O Hip-Hop no Brasil tem aproximadamente seus 40 anos e, desde então, já abraçou algumas gerações, tanto de artistas quanto de público. Dos tempos de Sharylaine e Thaíde aos de Ebony e Borges, é natural que uma geração acompanhe seus ídolos contemporâneos. No entanto, para entendermos a totalidade de um movimento, não podemos nos limitar somente aos artistas do nosso tempo.
Os princípios do Hip-Hop
Para garantir a manutenção dos princípios do movimento e sua continuidade, é urgente que o público novo do Rap conheça sua história, seus principais nomes e trajetória, pelo menos no Brasil. Além disso, precisa entender que o Hip-Hop é um movimento fortemente político. Como disse Roberto Camargos em seu artigo MÚSICA E POLÍTICA: PERCEPÇÕES DA VIDA SOCIAL BRASILEIRA NO RAP (2011),
O rap tem sua produção assentada no tempo em que o Brasil sofreu acentuadas transformações que culminaram, em última instância, na consolidação da hegemonia das ideias e práticas de cunho neoliberal.
Roberto Camargos, 2011
As pessoas que construíram o movimento experimentaram os efeitos negativos dessa lógica político-econômica. E é justamente por este fato que o Hip-Hop se estabelece no Brasil com um discurso contundente contra essas práticas. Seja nas letras de protesto ou sobre festas e diversão, o Rap sempre foi reflexo de reivindicações de grupos socialmente minoritários e, em sua maioria, negros. Apagar este fato é apagar a trajetória de todo o movimento cultural.
A disputa mercadológica
E essas cartas devem ser postas na mesa porque, de uns tempos para cá, o Rap (ou parte dele) tem entrado cada vez mais no jogo mercadológico musical e disputado grandes investimentos. O sucesso de raps em plataformas de streaming e redes como o Tik Tok não me deixam mentir. E o esvaziamento de uma cultura é praticamente inerente ao movimento capitalista, principalmente quando estes investimentos vêm daqueles que estão fora dessa cultura.

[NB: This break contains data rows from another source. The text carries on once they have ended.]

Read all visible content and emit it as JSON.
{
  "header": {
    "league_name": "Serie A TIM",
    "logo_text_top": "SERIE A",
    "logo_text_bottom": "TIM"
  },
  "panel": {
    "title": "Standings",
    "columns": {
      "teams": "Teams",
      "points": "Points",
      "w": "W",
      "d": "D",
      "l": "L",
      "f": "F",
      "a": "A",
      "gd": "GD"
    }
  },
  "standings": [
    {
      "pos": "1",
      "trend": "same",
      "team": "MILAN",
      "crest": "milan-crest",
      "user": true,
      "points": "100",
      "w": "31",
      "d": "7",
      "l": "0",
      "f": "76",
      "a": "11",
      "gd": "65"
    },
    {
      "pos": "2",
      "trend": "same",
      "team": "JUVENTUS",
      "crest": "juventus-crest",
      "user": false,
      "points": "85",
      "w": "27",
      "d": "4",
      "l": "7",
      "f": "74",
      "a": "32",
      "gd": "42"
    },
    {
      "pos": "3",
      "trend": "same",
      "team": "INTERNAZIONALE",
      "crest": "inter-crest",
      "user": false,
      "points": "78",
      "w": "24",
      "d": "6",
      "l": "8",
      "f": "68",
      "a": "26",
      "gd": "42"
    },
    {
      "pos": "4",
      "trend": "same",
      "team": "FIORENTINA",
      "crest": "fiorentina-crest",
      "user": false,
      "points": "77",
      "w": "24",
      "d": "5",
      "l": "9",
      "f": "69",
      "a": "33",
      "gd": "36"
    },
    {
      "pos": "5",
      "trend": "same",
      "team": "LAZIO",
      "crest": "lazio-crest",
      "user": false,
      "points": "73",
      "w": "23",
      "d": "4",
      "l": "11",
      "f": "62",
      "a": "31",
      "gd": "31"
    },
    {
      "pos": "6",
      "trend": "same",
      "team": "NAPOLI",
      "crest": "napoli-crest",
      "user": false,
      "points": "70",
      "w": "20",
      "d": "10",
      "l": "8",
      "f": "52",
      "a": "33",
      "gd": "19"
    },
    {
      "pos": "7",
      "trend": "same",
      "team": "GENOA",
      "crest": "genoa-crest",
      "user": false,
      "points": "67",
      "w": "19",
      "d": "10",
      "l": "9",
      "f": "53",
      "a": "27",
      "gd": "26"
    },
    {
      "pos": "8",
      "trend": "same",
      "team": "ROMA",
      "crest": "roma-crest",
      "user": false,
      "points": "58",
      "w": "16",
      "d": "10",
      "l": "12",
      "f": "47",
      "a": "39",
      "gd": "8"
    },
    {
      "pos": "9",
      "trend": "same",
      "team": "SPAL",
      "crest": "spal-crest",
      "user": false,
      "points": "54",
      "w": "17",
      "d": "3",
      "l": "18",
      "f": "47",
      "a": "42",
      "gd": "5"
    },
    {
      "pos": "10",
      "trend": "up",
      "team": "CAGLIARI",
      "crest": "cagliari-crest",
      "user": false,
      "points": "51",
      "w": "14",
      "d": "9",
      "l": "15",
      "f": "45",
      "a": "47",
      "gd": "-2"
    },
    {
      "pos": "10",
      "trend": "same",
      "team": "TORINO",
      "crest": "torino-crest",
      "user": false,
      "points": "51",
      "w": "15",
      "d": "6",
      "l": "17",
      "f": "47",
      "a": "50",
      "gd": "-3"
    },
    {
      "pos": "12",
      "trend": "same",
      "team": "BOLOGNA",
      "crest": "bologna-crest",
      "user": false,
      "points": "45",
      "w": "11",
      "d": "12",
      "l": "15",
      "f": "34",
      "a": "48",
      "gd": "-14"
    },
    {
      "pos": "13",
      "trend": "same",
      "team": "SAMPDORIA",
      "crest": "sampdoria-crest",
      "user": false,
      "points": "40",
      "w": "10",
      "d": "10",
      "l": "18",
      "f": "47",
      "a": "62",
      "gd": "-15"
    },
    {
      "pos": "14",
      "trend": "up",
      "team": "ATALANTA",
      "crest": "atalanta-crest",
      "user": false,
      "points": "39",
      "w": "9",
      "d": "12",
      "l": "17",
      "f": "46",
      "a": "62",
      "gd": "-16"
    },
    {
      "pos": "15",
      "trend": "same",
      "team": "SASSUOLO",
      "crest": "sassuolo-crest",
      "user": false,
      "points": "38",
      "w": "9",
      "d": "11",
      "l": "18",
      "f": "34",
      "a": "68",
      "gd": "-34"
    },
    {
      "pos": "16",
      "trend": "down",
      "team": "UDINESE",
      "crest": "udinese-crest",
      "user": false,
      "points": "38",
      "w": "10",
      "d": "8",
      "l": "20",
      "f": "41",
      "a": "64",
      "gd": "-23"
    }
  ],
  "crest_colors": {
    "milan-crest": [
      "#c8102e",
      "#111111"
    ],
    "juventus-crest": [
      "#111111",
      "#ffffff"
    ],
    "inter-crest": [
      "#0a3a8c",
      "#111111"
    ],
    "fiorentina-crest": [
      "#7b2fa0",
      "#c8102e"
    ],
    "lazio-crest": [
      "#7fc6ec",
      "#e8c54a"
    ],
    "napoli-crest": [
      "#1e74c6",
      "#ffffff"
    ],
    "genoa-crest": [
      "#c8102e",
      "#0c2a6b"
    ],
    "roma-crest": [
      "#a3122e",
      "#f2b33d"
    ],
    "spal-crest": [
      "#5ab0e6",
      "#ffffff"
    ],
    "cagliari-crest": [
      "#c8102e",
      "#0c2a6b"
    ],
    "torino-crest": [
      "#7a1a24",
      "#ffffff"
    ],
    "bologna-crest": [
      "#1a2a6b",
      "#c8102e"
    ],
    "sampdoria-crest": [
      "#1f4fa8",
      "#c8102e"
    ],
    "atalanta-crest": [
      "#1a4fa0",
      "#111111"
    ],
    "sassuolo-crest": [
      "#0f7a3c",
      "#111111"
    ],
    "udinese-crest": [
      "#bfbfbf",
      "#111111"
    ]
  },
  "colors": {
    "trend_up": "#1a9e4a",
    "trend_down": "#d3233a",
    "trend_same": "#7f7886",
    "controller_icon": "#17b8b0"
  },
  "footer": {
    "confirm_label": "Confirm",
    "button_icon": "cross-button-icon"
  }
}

Para além de atribuir valor sobre “jogar esse jogo”, é preciso cuidado para não colaborarmos com o esvaziamento do Hip-Hop, principalmente enquanto artistas e mídia. Não podemos deixar que a próxima geração não saiba quem é KL Jay, RPW, Dexter, Nelson Triunfo ou a importância da São Bento. Ou até mesmo artistas da “geração seguinte”, como Stefanie e Kamau, como a Genius Brasil bem questionou.
Sobre responsabilidade
É essencial para nós enquanto mídia ecoarmos os nomes dos nossos mestres e realizarmos registros históricos do que aconteceu na cena. E é importante fazer isso sempre se conectando com a geração que está por vir, para que essa comunicação seja garantida. É normal que as próximas gerações não os acompanhem no dia a dia. E por isso a importância da pesquisa e da manutenção da memória dessa cultura.
É super interessante que fenômenos como Kawe e Teto estourem algumas bolhas e alcancem mais pessoas. É importantíssimo o alcance de Matuê, assim como sua campanha de lançamento do disco, mas não podemos limitar o Hip-Hop a isso. E muito menos desatrelar isso do Hip-Hop e isentar as responsabilidades desses artistas e públicos.
O Trap é um subgênero do Rap e o Rap é Hip-Hop. Não tem como desvincular esses elementos. O fã de Trap e Drill precisa entender sobre a história do movimento Hip-Hop – assim como os da antiga precisam dialogar com esse público novo. Mas eu bato na tecla da responsabilidade da geração que está por vir porque o futuro depende deles.
Que o Hip-Hop não sucumba à lógica mercadológica. É importante sim absorvermos e usarmos ferramentas dessa lógica, até porque a gente não vive na Disneylândia e precisamos pagar contas. Mas que não nos tornemos reféns dessa lógica, de forma que isso não vire prioridade no lugar dos princípios do Hip-Hop. Ao invés disso, que passemos adiante os princípios que os algoritmos não conseguem ler.